AIPAC used to spend hundreds of thousands of dollars on political convention-related activities. But since the recession in 2008, the lobby has become more frugal, said a Jewish organizational leader who is familiar with AIPAC. He didn’t want to be named due to his position with a Jewish organization.
“They want to have smaller, more intimate gatherings rather than more elaborate gala events,” he said.
“The bottom line is, Jewish organizations have to do a cost-benefit analysis of the treacherous waters of being involved in presidential politics,” he continued. “It’s very easy to screw up in being seen as too close to whichever party you’re at the convention of — to the point of leaders on the other side of the aisle getting upset.”

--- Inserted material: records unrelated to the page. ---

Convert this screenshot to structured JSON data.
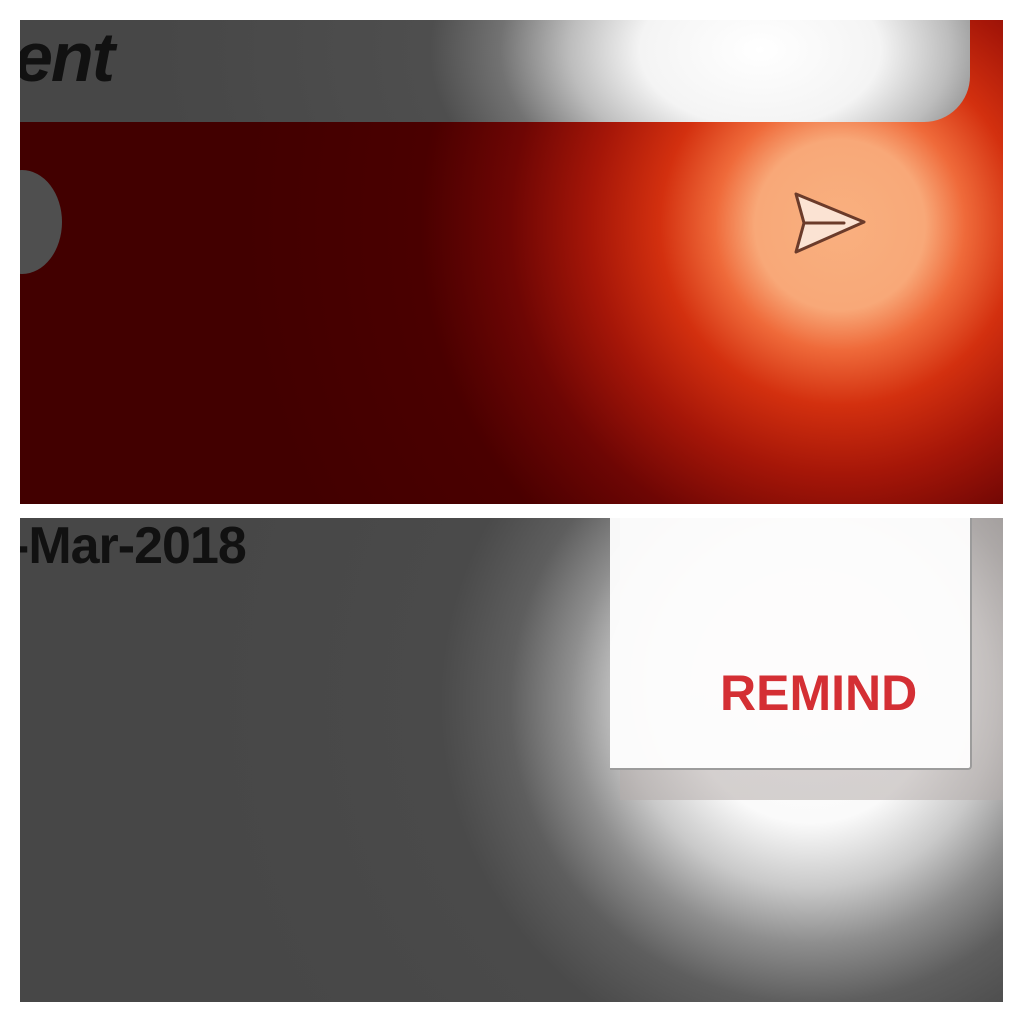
{
  "top_panel": {
    "header_title": "ent",
    "send_icon": "send-paper-plane-icon"
  },
  "bottom_panel": {
    "date": "-Mar-2018",
    "remind_label": "REMIND"
  },
  "colors": {
    "top_background": "#420000",
    "glow_orange": "#f9b07f",
    "header_gray": "#474747",
    "bottom_background": "#474747",
    "remind_text": "#d42f34"
  }
}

Susan Turnbull, who served as chairman of the Democratic National Committee from 2009 to 2011 and has attended seven Democratic conventions, said a number of factors probably figured into AIPAC’s decision.
“I think it’s a combination that it is a hassle and community leaders are staying away, and AIPAC probably made a decision that there wasn’t much to gain, partially because so many Republican leaders are not going to the Republican convention,” she said.
The decision of an organization such as AIPAC to attend a convention is also based on logistical issues, such as public transportation and lodging, she said.
“Anyone who’s gone to a lot of conventions knows that it’s hard,” she said. “It’s fun, but it’s hard — because if you are not a delegate to the convention getting around is very hard.”
Turnbull said during conventions where she was a delegate she had the benefit of a driver and staff to guide her through the weeklong event. Her family, as spectators, did not have such advantages.